YU1ut/MixMatch-pytorch

Performance declining by replacing data augmentation with pyotrch function.

yichuan9527 opened this issue · 3 comments

Hello, I replace your data augmentation function (RandomPadandCrop, RandomFlip) with pytorch augmenation function (RandomCrop, RandomHorizontalFlip). But the performance declines from 94% to 66%. My data augmantion code is as follow:

transform_train = transforms.Compose([ transforms.RandomCrop(32, padding=4), transforms.RandomHorizontalFlip(), transforms.ToTensor(), transforms.Normalize((0.4914, 0.4822, 0.4465), (0.2471, 0.2435, 0.2616)) ])

transform_val = transforms.Compose([ transforms.ToTensor(), transforms.Normalize((0.4914, 0.4822, 0.4465), (0.2471, 0.2435, 0.2616)) ])

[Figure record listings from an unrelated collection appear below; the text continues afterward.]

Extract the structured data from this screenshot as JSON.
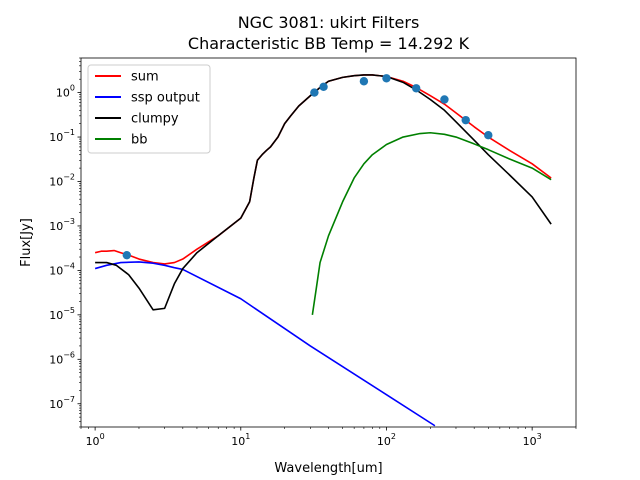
{
  "chart_data": {
    "type": "line",
    "title": "NGC 3081: ukirt Filters",
    "subtitle": "Characteristic BB Temp = 14.292 K",
    "xlabel": "Wavelength[um]",
    "ylabel": "Flux[Jy]",
    "xscale": "log",
    "yscale": "log",
    "xlim": [
      0.8,
      2000
    ],
    "ylim": [
      3e-08,
      6
    ],
    "grid": false,
    "legend_position": "upper-left",
    "x_ticks": [
      {
        "value": 1,
        "base": "10",
        "exp": "0"
      },
      {
        "value": 10,
        "base": "10",
        "exp": "1"
      },
      {
        "value": 100,
        "base": "10",
        "exp": "2"
      },
      {
        "value": 1000,
        "base": "10",
        "exp": "3"
      }
    ],
    "y_ticks": [
      {
        "value": 1e-07,
        "base": "10",
        "exp": "−7"
      },
      {
        "value": 1e-06,
        "base": "10",
        "exp": "−6"
      },
      {
        "value": 1e-05,
        "base": "10",
        "exp": "−5"
      },
      {
        "value": 0.0001,
        "base": "10",
        "exp": "−4"
      },
      {
        "value": 0.001,
        "base": "10",
        "exp": "−3"
      },
      {
        "value": 0.01,
        "base": "10",
        "exp": "−2"
      },
      {
        "value": 0.1,
        "base": "10",
        "exp": "−1"
      },
      {
        "value": 1,
        "base": "10",
        "exp": "0"
      }
    ],
    "series": [
      {
        "name": "sum",
        "color": "#ff0000",
        "points": [
          [
            1.0,
            0.00025
          ],
          [
            1.1,
            0.00027
          ],
          [
            1.2,
            0.00027
          ],
          [
            1.35,
            0.00028
          ],
          [
            1.5,
            0.00025
          ],
          [
            1.7,
            0.00022
          ],
          [
            2.0,
            0.00018
          ],
          [
            2.5,
            0.00015
          ],
          [
            3.0,
            0.00014
          ],
          [
            3.5,
            0.00015
          ],
          [
            4.0,
            0.00018
          ],
          [
            5.0,
            0.0003
          ],
          [
            7.0,
            0.0006
          ],
          [
            10.0,
            0.0015
          ],
          [
            11.5,
            0.0035
          ],
          [
            12.3,
            0.012
          ],
          [
            13.0,
            0.03
          ],
          [
            14.0,
            0.04
          ],
          [
            15.0,
            0.05
          ],
          [
            16.0,
            0.06
          ],
          [
            18.0,
            0.1
          ],
          [
            20.0,
            0.2
          ],
          [
            22.0,
            0.3
          ],
          [
            25.0,
            0.5
          ],
          [
            30.0,
            0.85
          ],
          [
            35.0,
            1.3
          ],
          [
            40.0,
            1.8
          ],
          [
            50.0,
            2.2
          ],
          [
            60.0,
            2.4
          ],
          [
            70.0,
            2.5
          ],
          [
            80.0,
            2.5
          ],
          [
            100.0,
            2.3
          ],
          [
            130.0,
            1.8
          ],
          [
            160.0,
            1.3
          ],
          [
            200.0,
            0.85
          ],
          [
            250.0,
            0.55
          ],
          [
            300.0,
            0.35
          ],
          [
            400.0,
            0.17
          ],
          [
            500.0,
            0.1
          ],
          [
            700.0,
            0.05
          ],
          [
            1000.0,
            0.025
          ],
          [
            1350.0,
            0.012
          ]
        ]
      },
      {
        "name": "ssp output",
        "color": "#0000ff",
        "points": [
          [
            1.0,
            0.00011
          ],
          [
            1.2,
            0.00013
          ],
          [
            1.5,
            0.00015
          ],
          [
            2.0,
            0.000155
          ],
          [
            2.5,
            0.000145
          ],
          [
            3.0,
            0.00013
          ],
          [
            3.5,
            0.000115
          ],
          [
            4.0,
            0.000105
          ],
          [
            10.0,
            2.3e-05
          ],
          [
            30.0,
            2e-06
          ],
          [
            100.0,
            1.6e-07
          ],
          [
            215.0,
            3.2e-08
          ]
        ]
      },
      {
        "name": "clumpy",
        "color": "#000000",
        "points": [
          [
            1.0,
            0.00015
          ],
          [
            1.2,
            0.00015
          ],
          [
            1.4,
            0.00013
          ],
          [
            1.7,
            8e-05
          ],
          [
            2.0,
            4e-05
          ],
          [
            2.5,
            1.3e-05
          ],
          [
            3.0,
            1.4e-05
          ],
          [
            3.5,
            5e-05
          ],
          [
            4.0,
            0.00011
          ],
          [
            5.0,
            0.00025
          ],
          [
            7.0,
            0.0006
          ],
          [
            10.0,
            0.0015
          ],
          [
            11.5,
            0.0035
          ],
          [
            12.3,
            0.012
          ],
          [
            13.0,
            0.03
          ],
          [
            14.0,
            0.04
          ],
          [
            15.0,
            0.05
          ],
          [
            16.0,
            0.06
          ],
          [
            18.0,
            0.1
          ],
          [
            20.0,
            0.2
          ],
          [
            22.0,
            0.3
          ],
          [
            25.0,
            0.5
          ],
          [
            30.0,
            0.85
          ],
          [
            35.0,
            1.3
          ],
          [
            40.0,
            1.8
          ],
          [
            50.0,
            2.2
          ],
          [
            60.0,
            2.4
          ],
          [
            70.0,
            2.5
          ],
          [
            80.0,
            2.5
          ],
          [
            100.0,
            2.3
          ],
          [
            130.0,
            1.7
          ],
          [
            160.0,
            1.15
          ],
          [
            200.0,
            0.7
          ],
          [
            250.0,
            0.4
          ],
          [
            300.0,
            0.22
          ],
          [
            400.0,
            0.085
          ],
          [
            500.0,
            0.04
          ],
          [
            700.0,
            0.014
          ],
          [
            1000.0,
            0.0045
          ],
          [
            1350.0,
            0.0011
          ]
        ]
      },
      {
        "name": "bb",
        "color": "#008000",
        "points": [
          [
            31.0,
            1e-05
          ],
          [
            33.0,
            4e-05
          ],
          [
            35.0,
            0.00015
          ],
          [
            40.0,
            0.0006
          ],
          [
            50.0,
            0.0035
          ],
          [
            60.0,
            0.012
          ],
          [
            70.0,
            0.025
          ],
          [
            80.0,
            0.04
          ],
          [
            100.0,
            0.068
          ],
          [
            130.0,
            0.1
          ],
          [
            170.0,
            0.12
          ],
          [
            200.0,
            0.125
          ],
          [
            250.0,
            0.115
          ],
          [
            300.0,
            0.1
          ],
          [
            400.0,
            0.07
          ],
          [
            500.0,
            0.052
          ],
          [
            700.0,
            0.032
          ],
          [
            1000.0,
            0.02
          ],
          [
            1350.0,
            0.011
          ]
        ]
      }
    ],
    "observations": {
      "color": "#1f77b4",
      "points": [
        [
          1.65,
          0.00022
        ],
        [
          32.0,
          1.0
        ],
        [
          37.0,
          1.35
        ],
        [
          70.0,
          1.8
        ],
        [
          100.0,
          2.1
        ],
        [
          160.0,
          1.25
        ],
        [
          250.0,
          0.7
        ],
        [
          350.0,
          0.24
        ],
        [
          500.0,
          0.11
        ]
      ]
    }
  }
}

To run the code, I modify the code of CIFAR10_labeled as follow:
`class CIFAR10_labeled(torchvision.datasets.CIFAR10):

def __init__(self, root, indexs=None, train=True,
             transform=None, target_transform=None,
             download=False):
    super(CIFAR10_labeled, self).__init__(root, train=train,
             transform=transform, target_transform=target_transform,
             download=download)
    if indexs is not None:
        self.data = self.data[indexs]
        self.targets = np.array(self.targets)[indexs]

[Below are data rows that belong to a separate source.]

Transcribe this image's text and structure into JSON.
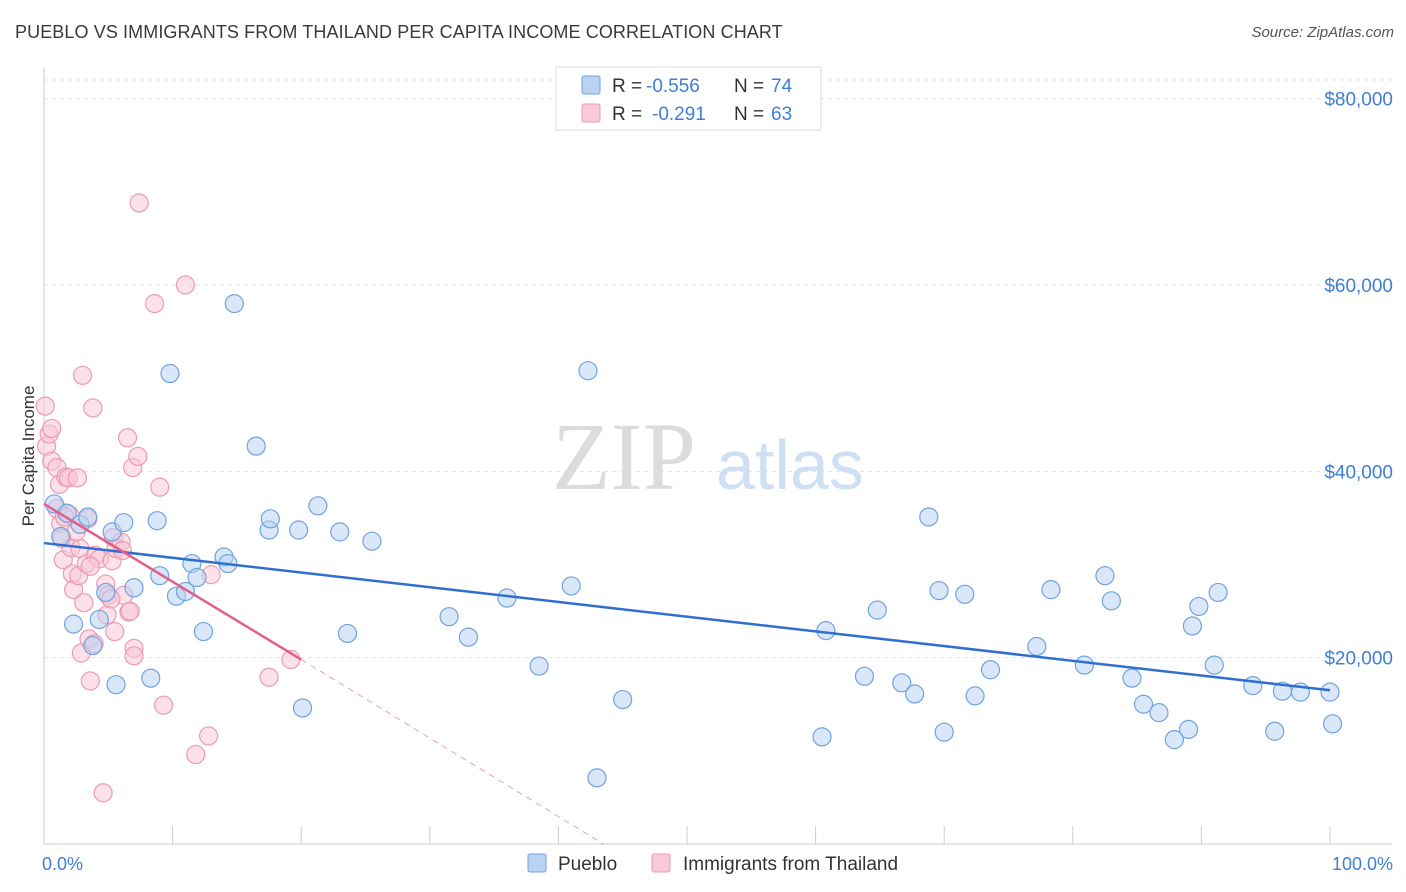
{
  "header": {
    "title": "PUEBLO VS IMMIGRANTS FROM THAILAND PER CAPITA INCOME CORRELATION CHART",
    "source": "Source: ZipAtlas.com"
  },
  "watermark": {
    "zip": "ZIP",
    "atlas": "atlas"
  },
  "legend": {
    "rows": [
      {
        "r_label": "R =",
        "r_value": "-0.556",
        "n_label": "N =",
        "n_value": "74",
        "color": "#a8c8f0"
      },
      {
        "r_label": "R =",
        "r_value": "-0.291",
        "n_label": "N =",
        "n_value": "63",
        "color": "#f5b8cb"
      }
    ]
  },
  "bottom_legend": [
    "Pueblo",
    "Immigrants from Thailand"
  ],
  "colors": {
    "pueblo_fill": "#b9d3f2",
    "pueblo_stroke": "#6fa3e0",
    "pueblo_line": "#2f6fd0",
    "thai_fill": "#f9c9d7",
    "thai_stroke": "#ec9ab5",
    "thai_line": "#e0608a",
    "axis_text": "#3f7ed4"
  },
  "chart_data": {
    "type": "scatter",
    "title": "PUEBLO VS IMMIGRANTS FROM THAILAND PER CAPITA INCOME CORRELATION CHART",
    "xlabel": "",
    "ylabel": "Per Capita Income",
    "xlim": [
      0,
      100
    ],
    "ylim": [
      0,
      82000
    ],
    "x_tick_labels": [
      "0.0%",
      "100.0%"
    ],
    "y_ticks": [
      20000,
      40000,
      60000,
      80000
    ],
    "y_tick_labels": [
      "$20,000",
      "$40,000",
      "$60,000",
      "$80,000"
    ],
    "grid": true,
    "legend_position": "top-center",
    "series": [
      {
        "name": "Pueblo",
        "r": -0.556,
        "n": 74,
        "trend": {
          "x": [
            0,
            100
          ],
          "y": [
            32300,
            16500
          ]
        },
        "points": [
          [
            0.8,
            36500
          ],
          [
            1.3,
            33000
          ],
          [
            1.8,
            35500
          ],
          [
            2.3,
            23600
          ],
          [
            2.8,
            34300
          ],
          [
            3.4,
            35100
          ],
          [
            3.8,
            21300
          ],
          [
            4.3,
            24100
          ],
          [
            4.8,
            27000
          ],
          [
            5.3,
            33500
          ],
          [
            5.6,
            17100
          ],
          [
            6.2,
            34500
          ],
          [
            7.0,
            27500
          ],
          [
            8.3,
            17800
          ],
          [
            8.8,
            34700
          ],
          [
            9.0,
            28800
          ],
          [
            9.8,
            50500
          ],
          [
            10.3,
            26600
          ],
          [
            11.0,
            27100
          ],
          [
            11.5,
            30100
          ],
          [
            11.9,
            28600
          ],
          [
            12.4,
            22800
          ],
          [
            14.0,
            30800
          ],
          [
            14.3,
            30100
          ],
          [
            14.8,
            58000
          ],
          [
            16.5,
            42700
          ],
          [
            17.5,
            33700
          ],
          [
            17.6,
            34900
          ],
          [
            19.8,
            33700
          ],
          [
            20.1,
            14600
          ],
          [
            21.3,
            36300
          ],
          [
            23.0,
            33500
          ],
          [
            23.6,
            22600
          ],
          [
            25.5,
            32500
          ],
          [
            31.5,
            24400
          ],
          [
            33.0,
            22200
          ],
          [
            36.0,
            26400
          ],
          [
            38.5,
            19100
          ],
          [
            41.0,
            27700
          ],
          [
            42.3,
            50800
          ],
          [
            43.0,
            7100
          ],
          [
            45.0,
            15500
          ],
          [
            60.5,
            11500
          ],
          [
            60.8,
            22900
          ],
          [
            63.8,
            18000
          ],
          [
            64.8,
            25100
          ],
          [
            66.7,
            17300
          ],
          [
            67.7,
            16100
          ],
          [
            68.8,
            35100
          ],
          [
            69.6,
            27200
          ],
          [
            70.0,
            12000
          ],
          [
            71.6,
            26800
          ],
          [
            72.4,
            15900
          ],
          [
            73.6,
            18700
          ],
          [
            77.2,
            21200
          ],
          [
            78.3,
            27300
          ],
          [
            80.9,
            19200
          ],
          [
            82.5,
            28800
          ],
          [
            83.0,
            26100
          ],
          [
            84.6,
            17800
          ],
          [
            85.5,
            15000
          ],
          [
            86.7,
            14100
          ],
          [
            87.9,
            11200
          ],
          [
            89.0,
            12300
          ],
          [
            89.3,
            23400
          ],
          [
            89.8,
            25500
          ],
          [
            91.0,
            19200
          ],
          [
            91.3,
            27000
          ],
          [
            94.0,
            17000
          ],
          [
            95.7,
            12100
          ],
          [
            96.3,
            16400
          ],
          [
            97.7,
            16300
          ],
          [
            100.2,
            12900
          ],
          [
            100.0,
            16300
          ]
        ]
      },
      {
        "name": "Immigrants from Thailand",
        "r": -0.291,
        "n": 63,
        "trend": {
          "x": [
            0,
            20
          ],
          "y": [
            36500,
            19800
          ]
        },
        "trend_dashed": {
          "x": [
            20,
            43.5
          ],
          "y": [
            19800,
            0
          ]
        },
        "points": [
          [
            0.1,
            47000
          ],
          [
            0.2,
            42700
          ],
          [
            0.4,
            44000
          ],
          [
            0.6,
            41100
          ],
          [
            0.6,
            44600
          ],
          [
            1.0,
            40400
          ],
          [
            1.2,
            38600
          ],
          [
            1.3,
            34400
          ],
          [
            1.4,
            32800
          ],
          [
            1.5,
            30500
          ],
          [
            1.7,
            39400
          ],
          [
            1.9,
            39300
          ],
          [
            2.0,
            35300
          ],
          [
            2.1,
            31800
          ],
          [
            2.2,
            29000
          ],
          [
            2.3,
            27300
          ],
          [
            2.6,
            39300
          ],
          [
            2.7,
            28800
          ],
          [
            2.8,
            31700
          ],
          [
            2.9,
            20500
          ],
          [
            3.0,
            50300
          ],
          [
            3.1,
            25900
          ],
          [
            3.3,
            30100
          ],
          [
            3.4,
            34900
          ],
          [
            3.5,
            22000
          ],
          [
            3.6,
            17500
          ],
          [
            3.8,
            46800
          ],
          [
            3.9,
            21500
          ],
          [
            4.0,
            31000
          ],
          [
            4.3,
            30600
          ],
          [
            4.6,
            5500
          ],
          [
            4.8,
            27900
          ],
          [
            4.9,
            24600
          ],
          [
            5.0,
            26700
          ],
          [
            5.3,
            30400
          ],
          [
            5.4,
            32900
          ],
          [
            5.5,
            22800
          ],
          [
            5.6,
            31700
          ],
          [
            6.0,
            32400
          ],
          [
            6.1,
            31500
          ],
          [
            6.2,
            26700
          ],
          [
            6.5,
            43600
          ],
          [
            6.6,
            24900
          ],
          [
            6.7,
            25000
          ],
          [
            6.9,
            40400
          ],
          [
            7.0,
            21000
          ],
          [
            7.0,
            20200
          ],
          [
            7.3,
            41600
          ],
          [
            7.4,
            68800
          ],
          [
            8.6,
            58000
          ],
          [
            9.0,
            38300
          ],
          [
            9.3,
            14900
          ],
          [
            11.0,
            60000
          ],
          [
            11.8,
            9600
          ],
          [
            12.8,
            11600
          ],
          [
            13.0,
            28900
          ],
          [
            17.5,
            17900
          ],
          [
            19.2,
            19800
          ],
          [
            1.0,
            36000
          ],
          [
            2.5,
            33500
          ],
          [
            3.6,
            29800
          ],
          [
            5.2,
            26300
          ],
          [
            1.6,
            35100
          ]
        ]
      }
    ]
  }
}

    # self.data = transpose(normalise(self.data))
    self.data = np.vstack(self.data).reshape(-1, 3, 32, 32)
    # pdb.set_trace()

    self.data = self.data.transpose((0, 2, 3, 1))  # convert to HWC
    # pdb.set_trace()

def __getitem__(self, index):
    """
    Args:
        index (int): Index

    Returns:
        tuple: (image, target) where target is index of the target class.
    """
    img, target = self.data[index], self.targets[index]
    # pdb.set_trace()
    img = Image.fromarray(img)

    if self.transform is not None:
        img = self.transform(img)

    if self.target_transform is not None:
        target = self.target_transform(target)

    return img, target`

It is very strange ! In theory, the implments (your function and pytorch aug fuinction) of the augmentation are the same. But a substantial performance gap becomes apparent.

Hi! Recently, I try to adapt this code for Clothing1M dataset and I carefully check its data augmentation.

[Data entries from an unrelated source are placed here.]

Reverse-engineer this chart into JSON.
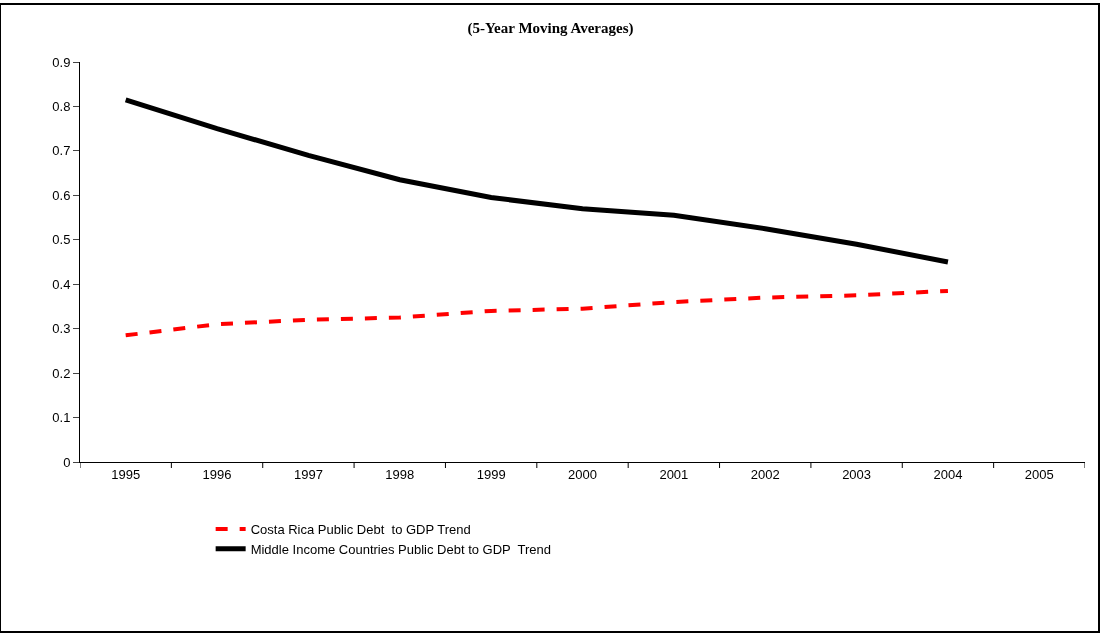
{
  "chart_data": {
    "type": "line",
    "title": "(5-Year Moving Averages)",
    "categories": [
      "1995",
      "1996",
      "1997",
      "1998",
      "1999",
      "2000",
      "2001",
      "2002",
      "2003",
      "2004",
      "2005"
    ],
    "series": [
      {
        "name": "Costa Rica Public Debt  to GDP Trend",
        "color": "#ff0000",
        "line_style": "dashed",
        "values": [
          0.285,
          0.31,
          0.32,
          0.325,
          0.34,
          0.345,
          0.36,
          0.37,
          0.375,
          0.385,
          null
        ]
      },
      {
        "name": "Middle Income Countries Public Debt to GDP  Trend",
        "color": "#000000",
        "line_style": "solid",
        "values": [
          0.815,
          0.75,
          0.69,
          0.635,
          0.595,
          0.57,
          0.555,
          0.525,
          0.49,
          0.45,
          null
        ]
      }
    ],
    "ylim": [
      0,
      0.9
    ],
    "yticks": [
      0,
      0.1,
      0.2,
      0.3,
      0.4,
      0.5,
      0.6,
      0.7,
      0.8,
      0.9
    ],
    "legend": "bottom",
    "marker": "none"
  }
}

It seems that if you use official pytorch augmentation function, these lines of code is not necessary:
self.data = np.vstack(self.data).reshape(-1, 3, 32, 32)
self.data = self.data.transpose((0, 2, 3, 1)) # convert to HWC

And this implementation of MixMatch

  1. first using normalize and transpose ( change a PIL picture to a tensor picture) then pad and crop,
    although the implementation is correct, but is different to official pytorch augmentation( usually first pad and crop then transpose to a tensor picture and normalize)
  2. this implementation using padding(mode = reflect), may be you need to change the default padding_mode in official pytorch augmentation
    torchvision.transforms.RandomCrop(size, padding=None, pad_if_needed=False, fill=0, padding_mode='constant')

I've setup this up here. It's not tested for the full training time, but after 100 epochs and for 250 labelled examples I get the same score +- 0.5%

@guixianjin
for Clothing1M, did you train with mutiple gpus?